“So the anger of the Lord was kindled against Israel, and he said, ‘Because this people have transgressed my covenant that I commanded their fathers and have not obeyed my voice, I will no longer drive out before them any of the nations that Joshua left when he died, in order to test Israel by them, whether they will take care to walk in the way of the LORD as their fathers did, or not.’ So the LORD left those nations, not driving them out quickly, and he did not give them into the hand of Joshua.” – Judges 2:20-23
God references Israel as “this people.” This is not a term of endearment, but evidence of God’s anger toward his chosen nation. God had covenanted with his elect. This was a covenant God would never break, no matter how many times his children walked away from their commitments.
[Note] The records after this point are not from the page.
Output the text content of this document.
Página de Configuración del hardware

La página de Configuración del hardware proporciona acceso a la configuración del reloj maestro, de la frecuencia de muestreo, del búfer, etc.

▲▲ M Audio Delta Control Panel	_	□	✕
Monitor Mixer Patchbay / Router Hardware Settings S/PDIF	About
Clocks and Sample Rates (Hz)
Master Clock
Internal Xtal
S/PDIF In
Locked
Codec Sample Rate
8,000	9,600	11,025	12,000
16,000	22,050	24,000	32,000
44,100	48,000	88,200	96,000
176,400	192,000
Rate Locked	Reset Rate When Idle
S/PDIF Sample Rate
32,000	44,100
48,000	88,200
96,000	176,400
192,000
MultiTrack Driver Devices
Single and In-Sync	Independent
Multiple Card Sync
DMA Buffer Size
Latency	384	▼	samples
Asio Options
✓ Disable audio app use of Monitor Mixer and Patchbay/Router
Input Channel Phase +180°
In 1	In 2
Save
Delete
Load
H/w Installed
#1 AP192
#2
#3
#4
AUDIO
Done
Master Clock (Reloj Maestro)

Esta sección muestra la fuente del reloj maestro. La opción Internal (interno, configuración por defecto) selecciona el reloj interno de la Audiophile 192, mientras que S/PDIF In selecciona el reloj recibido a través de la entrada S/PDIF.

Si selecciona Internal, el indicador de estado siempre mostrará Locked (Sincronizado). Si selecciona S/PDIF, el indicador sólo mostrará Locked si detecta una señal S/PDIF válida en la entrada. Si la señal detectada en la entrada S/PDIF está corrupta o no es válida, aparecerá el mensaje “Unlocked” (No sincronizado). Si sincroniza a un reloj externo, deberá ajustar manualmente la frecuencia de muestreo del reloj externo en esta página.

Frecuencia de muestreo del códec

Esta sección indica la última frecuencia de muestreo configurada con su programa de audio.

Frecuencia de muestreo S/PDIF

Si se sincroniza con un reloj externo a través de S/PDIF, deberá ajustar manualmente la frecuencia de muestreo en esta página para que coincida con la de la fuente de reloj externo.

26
God continues to honor the covenant even while he is punishing Israel.
God had previously cleared the path for Israel by eliminating our redirecting her enemies. Now, God was allowing the foreign nations to do harm and to Israel and did not make victory easy for his elect. Tertullian said, “And thus, throughout almost all the annals of the judges and of the kings who succeeded them, while the strength of the surrounding nations was preserved, He meted wrath out to Israel by war and captivity and a foreign yoke, as often as they turned aside from Him, especially to idolatry.” While Israel still experienced God’s eternal promises, he allowed his chosen people to suffer justly in this life.
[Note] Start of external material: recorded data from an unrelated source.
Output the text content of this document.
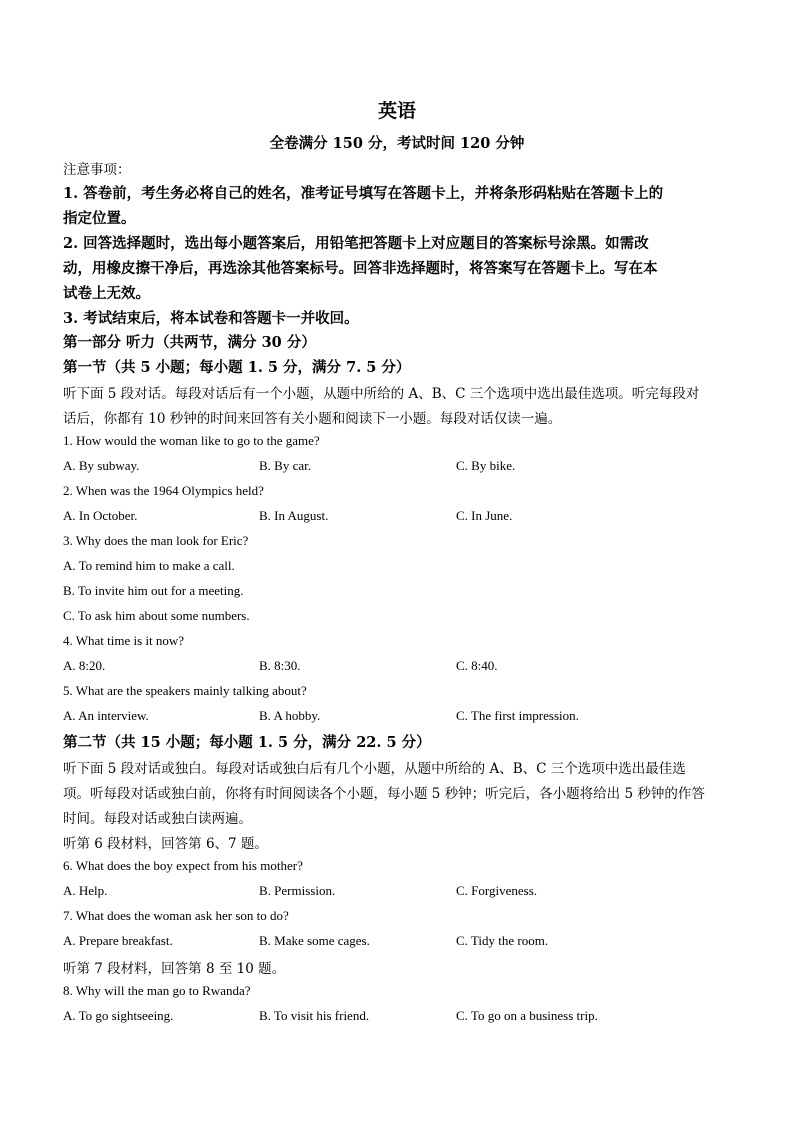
英语
全卷满分 150 分，考试时间 120 分钟
注意事项：
1. 答卷前，考生务必将自己的姓名，准考证号填写在答题卡上，并将条形码粘贴在答题卡上的
指定位置。
2. 回答选择题时，选出每小题答案后，用铅笔把答题卡上对应题目的答案标号涂黑。如需改
动，用橡皮擦干净后，再选涂其他答案标号。回答非选择题时，将答案写在答题卡上。写在本
试卷上无效。
3. 考试结束后，将本试卷和答题卡一并收回。
第一部分 听力（共两节，满分 30 分）
第一节（共 5 小题；每小题 1. 5 分，满分 7. 5 分）
听下面 5 段对话。每段对话后有一个小题，从题中所给的 A、B、C 三个选项中选出最佳选项。听完每段对
话后，你都有 10 秒钟的时间来回答有关小题和阅读下一小题。每段对话仅读一遍。
1. How would the woman like to go to the game?
A. By subway.	B. By car.	C. By bike.
2. When was the 1964 Olympics held?
A. In October.	B. In August.	C. In June.
3. Why does the man look for Eric?
A. To remind him to make a call.
B. To invite him out for a meeting.
C. To ask him about some numbers.
4. What time is it now?
A. 8:20.	B. 8:30.	C. 8:40.
5. What are the speakers mainly talking about?
A. An interview.	B. A hobby.	C. The first impression.
第二节（共 15 小题；每小题 1. 5 分，满分 22. 5 分）
听下面 5 段对话或独白。每段对话或独白后有几个小题，从题中所给的 A、B、C 三个选项中选出最佳选
项。听每段对话或独白前，你将有时间阅读各个小题，每小题 5 秒钟；听完后，各小题将给出 5 秒钟的作答
时间。每段对话或独白读两遍。
听第 6 段材料，回答第 6、7 题。
6. What does the boy expect from his mother?
A. Help.	B. Permission.	C. Forgiveness.
7. What does the woman ask her son to do?
A. Prepare breakfast.	B. Make some cages.	C. Tidy the room.
听第 7 段材料，回答第 8 至 10 题。
8. Why will the man go to Rwanda?
A. To go sightseeing.	B. To visit his friend.	C. To go on a business trip.
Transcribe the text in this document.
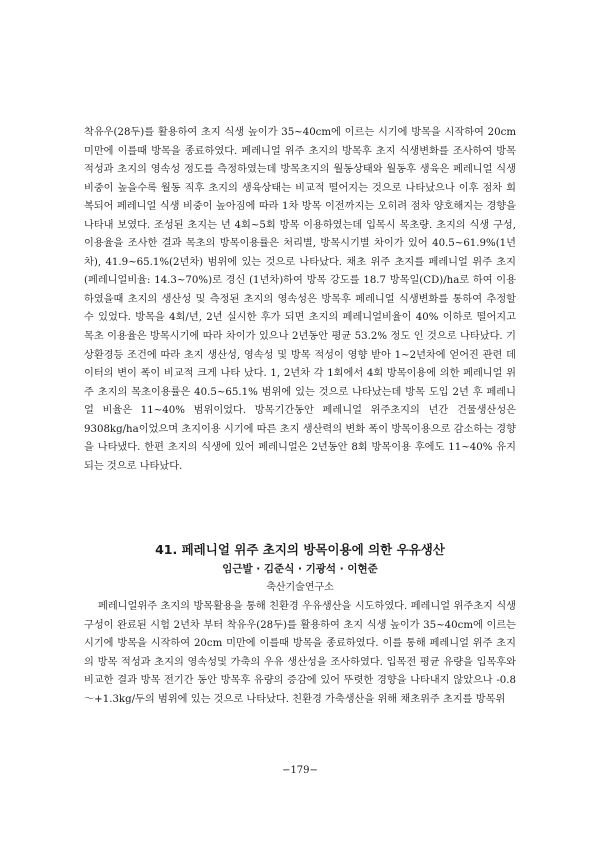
착유우(28두)를 활용하여 초지 식생 높이가 35~40cm에 이르는 시기에 방목을 시작하여 20cm 미만에 이를때 방목을 종료하였다. 페레니얼 위주 초지의 방목후 초지 식생변화를 조사하여 방목 적성과 초지의 영속성 정도를 측정하였는데 방목초지의 월동상태와 월동후 생육은 페레니얼 식생 비중이 높을수록 월동 직후 초지의 생육상태는 비교적 떨어지는 것으로 나타났으나 이후 점차 회복되어 페레니얼 식생 비중이 높아짐에 따라 1차 방목 이전까지는 오히려 점차 양호해지는 경향을 나타내 보였다. 조성된 초지는 년 4회~5회 방목 이용하였는데 입목시 목초량. 초지의 식생 구성, 이용율을 조사한 결과 목초의 방목이용률은 처리별, 방목시기별 차이가 있어 40.5~61.9%(1년차), 41.9~65.1%(2년차) 범위에 있는 것으로 나타났다. 채초 위주 초지를 페레니얼 위주 초지(페레니얼비율: 14.3~70%)로 경신 (1년차)하여 방목 강도를 18.7 방목일(CD)/ha로 하여 이용하였을때 초지의 생산성 및 측정된 초지의 영속성은 방목후 페레니얼 식생변화를 통하여 추정할 수 있었다. 방목을 4회/년, 2년 실시한 후가 되면 초지의 페레니얼비율이 40% 이하로 떨어지고 목초 이용율은 방목시기에 따라 차이가 있으나 2년동안 평균 53.2% 정도 인 것으로 나타났다. 기상환경등 조건에 따라 초지 생산성, 영속성 및 방목 적성이 영향 받아 1~2년차에 얻어진 관련 데이터의 변이 폭이 비교적 크게 나타 났다. 1, 2년차 각 1회에서 4회 방목이용에 의한 페레니얼 위주 초지의 목초이용률은 40.5~65.1% 범위에 있는 것으로 나타났는데 방목 도입 2년 후 페레니얼 비율은 11~40% 범위이었다. 방목기간동안 페레니얼 위주초지의 년간 건물생산성은 9308kg/ha이었으며 초지이용 시기에 따른 초지 생산력의 변화 폭이 방목이용으로 감소하는 경향을 나타냈다. 한편 초지의 식생에 있어 페레니얼은 2년동안 8회 방목이용 후에도 11~40% 유지되는 것으로 나타났다.

41. 페레니얼 위주 초지의 방목이용에 의한 우유생산
임근발 · 김준식 · 기광석 · 이현준
축산기술연구소

페레니얼위주 초지의 방목활용을 통해 친환경 우유생산을 시도하였다. 페레니얼 위주초지 식생 구성이 완료된 시험 2년차 부터 착유우(28두)를 활용하여 초지 식생 높이가 35~40cm에 이르는 시기에 방목을 시작하여 20cm 미만에 이를때 방목을 종료하였다. 이를 통해 페레니얼 위주 초지의 방목 적성과 초지의 영속성및 가축의 우유 생산성을 조사하였다. 입목전 평균 유량을 입목후와 비교한 결과 방목 전기간 동안 방목후 유량의 증감에 있어 뚜렷한 경향을 나타내지 않았으나 -0.8～+1.3kg/두의 범위에 있는 것으로 나타났다. 친환경 가축생산을 위해 채초위주 초지를 방목위

−179−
The hearts of God’s elect continue to turn from the Lord and continue to seek pleasure outside of his will. Our disobedience is the natural state of our existence and occasionally God allows us to experience the painful result of our desires. When we do not walk in God’s ways we periodically receive the pain and heartache we have earned.
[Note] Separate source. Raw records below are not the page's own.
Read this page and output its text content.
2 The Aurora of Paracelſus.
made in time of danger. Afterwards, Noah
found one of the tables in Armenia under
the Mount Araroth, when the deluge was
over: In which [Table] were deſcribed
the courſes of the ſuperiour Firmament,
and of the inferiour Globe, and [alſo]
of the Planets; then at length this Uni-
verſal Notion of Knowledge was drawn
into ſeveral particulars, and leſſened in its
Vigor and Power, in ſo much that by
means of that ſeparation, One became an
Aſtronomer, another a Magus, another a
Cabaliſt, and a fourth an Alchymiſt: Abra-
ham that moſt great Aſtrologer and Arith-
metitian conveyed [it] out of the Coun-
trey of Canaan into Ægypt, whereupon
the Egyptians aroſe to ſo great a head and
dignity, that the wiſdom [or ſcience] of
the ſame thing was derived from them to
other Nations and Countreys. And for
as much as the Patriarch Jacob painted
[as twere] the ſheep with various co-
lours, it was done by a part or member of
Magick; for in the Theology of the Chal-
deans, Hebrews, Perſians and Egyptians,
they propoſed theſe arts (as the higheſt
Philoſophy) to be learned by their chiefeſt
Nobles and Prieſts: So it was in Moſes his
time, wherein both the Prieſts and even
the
God can call the nations to himself or use the nations to meter out our well-deserved punishment. As we go to the nations to serve God we are to do so with a God-centered heart bent on increasing his glory and calling his people to their Creator. Our obedience and worship is what God seeks. He calls us to reach the nations for his good pleasure and the joy of his disciples.
 Tertullian, “Scorpiace,” in Latin Christianity: Its Founder, Tertullian, ed. Alexander Roberts, James Donaldson, and A. Cleveland Coxe, trans. Peter Holmes, vol. 3, The Ante-Nicene Fathers (Buffalo, NY: Christian Literature Company, 1885), 636.